Gilchrist did it. Ten minutes later Duff said the engine had recovered and he’d decided to risk the Pennines after all. Gilchrist scrapped his calculations and began all over again. He gave Duff the new course. Duff said it would take them over an army gunnery range: not wise. Gilchrist worked out a large dog-leg to avoid this. Duff then became worried about a nearby Spitfire squadron, notoriously trigger-happy. Gilchrist worked out another big dog-leg to avoid that. His map was a mess.

They missed Carlisle by about forty miles. “That’s Lake Windermere down there, skipper,” the wireless operator said. “I had a jigsaw puzzle of it when I was a kid. Know it anywhere.”

“Forget Carlisle, navigator,” Duff said. “Give me a course for Porthcawl.”

He climbed to twelve thousand feet, above the cloud. Now they were breathing oxygen. Gilchrist could see no landmarks. After two hours of dead reckoning he decided they were four miles north of Porthcawl. “Navigator to pilot,” he said. “ETA Porthcawl two minutes from now.”

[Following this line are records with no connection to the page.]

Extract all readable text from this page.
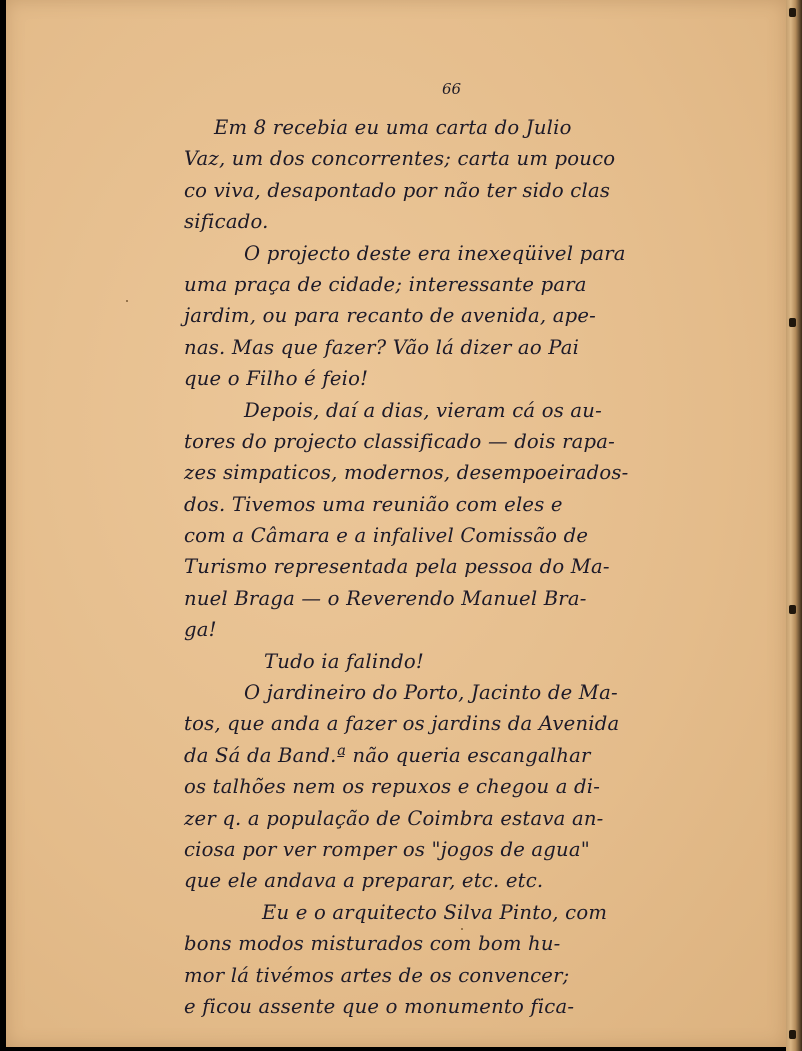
66
Em 8 recebia eu uma carta do Julio
Vaz, um dos concorrentes; carta um pouco
co viva, desapontado por não ter sido clas
sificado.
O projecto deste era inexeqüivel para
uma praça de cidade; interessante para
jardim, ou para recanto de avenida, ape-
nas. Mas que fazer? Vão lá dizer ao Pai
que o Filho é feio!
Depois, daí a dias, vieram cá os au-
tores do projecto classificado — dois rapa-
zes simpaticos, modernos, desempoeirados-
dos. Tivemos uma reunião com eles e
com a Câmara e a infalivel Comissão de
Turismo representada pela pessoa do Ma-
nuel Braga — o Reverendo Manuel Bra-
ga!
Tudo ia falindo!
O jardineiro do Porto, Jacinto de Ma-
tos, que anda a fazer os jardins da Avenida
da Sá da Band.ª não queria escangalhar
os talhões nem os repuxos e chegou a di-
zer q. a população de Coimbra estava an-
ciosa por ver romper os "jogos de agua"
que ele andava a preparar, etc. etc.
Eu e o arquitecto Silva Pinto, com
bons modos misturados com bom hu-
mor lá tivémos artes de os convencer;
e ficou assente que o monumento fica-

Duff dived through the cloud. To Gilchrist the land was a vast map of a foreign country. “Any guesses?” Duff said. He kept diving. Gilchrist had lost all faith in himself. He saw water but it looked wrong so he stayed silent. Still Duff lost height.

“Cardiff,” the wireless operator said. “There’s the Arms Park, where the Welsh play the rugby internationals. By the river.”

Gilchrist stared at his map, at the thirty-mile gap between Porthcawl and Cardiff. “I don’t understand,” he said. “I double-checked everything. Twice.”